Last year, I summoned the courage to forgive myself and my father after almost ten years estranged.
Witnessing an alcohol fueled argument between my father and step mother in the summer of 2002 triggered a flood of painful emotions I had buried deep inside for most of my life. I decided in that moment that my father was out of control for the last time in my presence. As a new mother, I made the choice to protect my young daughter and myself from a narcissistic, often mean-spirited, “Jekyll and Hyde” character who happened to be my Dad.
As a transformational coach and self-care enthusiast, I believe we must learn to create safe boundaries to honor and protect ourselves. We subconsciously erect protective walls around our hearts to insulate ourselves from the pain and trauma we once endured. The good news is that we can remove the barriers within that keep us from experiencing compassionate self-care.

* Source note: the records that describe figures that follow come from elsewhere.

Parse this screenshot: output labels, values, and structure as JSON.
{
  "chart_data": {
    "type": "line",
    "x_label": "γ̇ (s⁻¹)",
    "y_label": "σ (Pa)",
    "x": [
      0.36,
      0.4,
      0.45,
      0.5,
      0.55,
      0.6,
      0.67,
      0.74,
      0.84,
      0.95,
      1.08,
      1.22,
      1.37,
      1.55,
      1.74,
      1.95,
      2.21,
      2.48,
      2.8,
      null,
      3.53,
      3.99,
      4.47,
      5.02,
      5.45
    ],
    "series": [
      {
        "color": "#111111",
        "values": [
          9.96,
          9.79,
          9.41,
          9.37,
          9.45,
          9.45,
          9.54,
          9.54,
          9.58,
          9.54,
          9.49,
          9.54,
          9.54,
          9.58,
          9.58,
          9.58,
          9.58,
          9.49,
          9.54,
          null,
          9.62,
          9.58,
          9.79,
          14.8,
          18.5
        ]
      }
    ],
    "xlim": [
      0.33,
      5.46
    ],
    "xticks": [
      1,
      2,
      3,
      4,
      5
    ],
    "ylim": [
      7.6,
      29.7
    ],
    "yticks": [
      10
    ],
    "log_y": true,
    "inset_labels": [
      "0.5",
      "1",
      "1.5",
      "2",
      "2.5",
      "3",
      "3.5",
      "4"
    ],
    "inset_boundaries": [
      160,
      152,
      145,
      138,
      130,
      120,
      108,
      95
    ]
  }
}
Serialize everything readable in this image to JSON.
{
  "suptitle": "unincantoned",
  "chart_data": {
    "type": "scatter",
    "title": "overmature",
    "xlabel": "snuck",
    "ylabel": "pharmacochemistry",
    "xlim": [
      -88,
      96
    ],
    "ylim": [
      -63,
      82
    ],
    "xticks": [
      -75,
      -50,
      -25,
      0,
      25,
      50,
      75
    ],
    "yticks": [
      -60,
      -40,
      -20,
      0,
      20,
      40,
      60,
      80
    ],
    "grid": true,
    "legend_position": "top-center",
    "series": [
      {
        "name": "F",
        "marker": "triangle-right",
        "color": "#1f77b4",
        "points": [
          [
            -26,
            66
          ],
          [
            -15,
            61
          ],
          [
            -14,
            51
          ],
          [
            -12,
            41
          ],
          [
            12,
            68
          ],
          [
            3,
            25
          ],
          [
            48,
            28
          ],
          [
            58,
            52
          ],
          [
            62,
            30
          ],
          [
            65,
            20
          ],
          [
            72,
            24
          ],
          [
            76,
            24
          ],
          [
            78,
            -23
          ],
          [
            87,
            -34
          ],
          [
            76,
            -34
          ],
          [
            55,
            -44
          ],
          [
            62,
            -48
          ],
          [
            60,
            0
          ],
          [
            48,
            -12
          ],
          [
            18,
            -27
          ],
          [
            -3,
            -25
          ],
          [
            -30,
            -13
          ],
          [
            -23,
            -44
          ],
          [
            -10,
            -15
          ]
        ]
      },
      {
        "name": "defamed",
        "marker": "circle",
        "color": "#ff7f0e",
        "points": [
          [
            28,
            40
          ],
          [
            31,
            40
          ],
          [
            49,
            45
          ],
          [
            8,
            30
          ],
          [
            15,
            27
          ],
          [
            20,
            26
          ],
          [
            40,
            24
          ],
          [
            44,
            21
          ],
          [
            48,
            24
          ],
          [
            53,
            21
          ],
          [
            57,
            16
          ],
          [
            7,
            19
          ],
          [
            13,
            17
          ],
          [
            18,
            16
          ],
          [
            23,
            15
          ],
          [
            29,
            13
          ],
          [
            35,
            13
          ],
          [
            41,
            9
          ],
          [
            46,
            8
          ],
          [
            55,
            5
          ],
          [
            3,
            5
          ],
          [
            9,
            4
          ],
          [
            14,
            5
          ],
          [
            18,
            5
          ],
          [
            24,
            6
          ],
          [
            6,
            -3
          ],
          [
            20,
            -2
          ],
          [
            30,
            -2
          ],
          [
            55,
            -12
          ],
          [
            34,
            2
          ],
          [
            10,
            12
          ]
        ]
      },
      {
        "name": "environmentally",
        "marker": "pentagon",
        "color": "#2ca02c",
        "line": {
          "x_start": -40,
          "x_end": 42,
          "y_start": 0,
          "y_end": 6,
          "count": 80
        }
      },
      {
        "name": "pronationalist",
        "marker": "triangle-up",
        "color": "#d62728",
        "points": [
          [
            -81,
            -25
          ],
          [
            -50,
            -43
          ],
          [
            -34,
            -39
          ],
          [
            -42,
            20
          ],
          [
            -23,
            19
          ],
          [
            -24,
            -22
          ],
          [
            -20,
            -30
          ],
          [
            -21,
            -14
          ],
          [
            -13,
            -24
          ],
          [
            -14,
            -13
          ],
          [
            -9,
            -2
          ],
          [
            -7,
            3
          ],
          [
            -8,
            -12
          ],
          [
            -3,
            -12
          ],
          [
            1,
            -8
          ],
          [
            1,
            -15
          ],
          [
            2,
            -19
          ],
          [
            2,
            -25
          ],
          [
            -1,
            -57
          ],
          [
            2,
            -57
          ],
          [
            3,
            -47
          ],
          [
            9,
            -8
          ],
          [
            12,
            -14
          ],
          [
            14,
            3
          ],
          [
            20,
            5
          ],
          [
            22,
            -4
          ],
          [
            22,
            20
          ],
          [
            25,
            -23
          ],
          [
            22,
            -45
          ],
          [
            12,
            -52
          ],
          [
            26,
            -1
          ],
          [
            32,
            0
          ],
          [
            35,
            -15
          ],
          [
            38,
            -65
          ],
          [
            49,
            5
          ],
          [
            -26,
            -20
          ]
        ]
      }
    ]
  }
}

Over the last 10 years, I’ve learned that you can heal your past, open your heart and experience more joy. In my experience, forgiveness began my cycle of personal healing. Whether through coaching, counseling, or facing things on our own, there is deep emotional healing that must be attended to in order to reach a place where the old story is no longer the only story.
I believe that when each one of us heals and forgives ourself, we invite a profound shift in compassion for ourselves and the world. When you experience compassion and trust, you feel loved. You’re at home in your body, and your relationships with yourself and others are at their best.
A significant part of the sacred process for letting go of an emotionally difficult past includes practicing yoga, sacred communication exercises and an understanding of the Sacred Heart Healing Cycle.
Yoga means “Union” – the union of the mind, body, and spirit with the Divine. Practicing Yoga quite literally transformed my life. From my first gentle yoga class, through my teacher training, and teaching Luscious Living Yoga playshops, Yoga has remained the perfect way for me to access peace and tranquility while calling up repressed emotions and facing the scary monsters under my bed.
If you want to get to the root of what is weighing you down, drop in on an introductory Yoga class and get back in touch with your body, mind and spirit.
Sacred Heart Healing Cycle
Your heart is at the core of your beautiful spirit, where you can open up and connect with infinite joy and peace. The health of your heart registers the quality of love in your life.
When we choose love, fear melts away. Love is the greatest healer of all. The most powerful way to open, energize and care for your heart is to learn to love yourself and others without judgment. Be yourself. Let others be who they are. Be mindful of the number of times each day you judge yourself. Simply notice your rambling inner critic, thank her for her opinion, and ask her to sit down and be quiet.
I created the Sacred Heart Healing Cycle to help you identify with some of the feelings you may be experiencing within the cycle. Each emotion represents a part of your experience and can be attributed to your overall upbringing, parent-child relationships, school experiences, romantic relationships, professional relationships, and your relationship with yourself.
The cycle begins with the abundant flow of pure loving energy we are born with. We are shiny and new. Innocent. As we grow up, we endure personal experiences of heartbreak, pain, and wounding. If we’ve been a victim of abuse and significant loss, trusting ourselves and others can seem unfathomable.
When we decide that we no longer want to suffer, we summon the courage to heal our precious hearts. We can return to innocence and complete the cycle.
Below, I’ve categorized the feelings and behaviors of which you should be mindful during each part of the Sacred Heart Healing Cycle.
Where are you in this cycle? Can you identify with some of the feelings? What do you know you need to do to support the feeling you’re experiencing right now?
You can set yourself free from attachment to the trauma that comes with a painful past. The best thing you can do right now is forgive yourself and forgive everyone else who’s ever done you harm. Carrying the weight of a painful past is like committing an act of violence against yourself, every day. Imagine being rid of the burden, anger and grudges you’ve toted along with you over the years. How would it feel to let them all go? I can tell you from experience that it feels incredible.
Communicating directly from the heart with ourselves and others takes practice. If you are ready to practice sharing your truth, here are a couple exercises to get you in the flow of sincere communication.
Write a letter to the one(s) who hurt you. Let your angry feelings fill the page. Rant, scream, cry. Get it all out. When you can’t write another word, bless your letter and then burn it in a burn barrel or fireplace.Bless it and Burn it! Let it go. You will feel so much better. There is no resting place for rage in your beautiful heart.
Write a letter of forgiveness to yourself (or someone else). Identify what is haunting you and pour your heart out on the page. Squeeze out every detail of how you feel about the ghost(s) of your past. Forgive yourself for everything. Forgive everyone who’s done you harm. You deserve to let go of the pain and suffering that comes with holding a grudge. You do not have to beat yourself up any longer. You deserve the freedom that comes with forgiveness.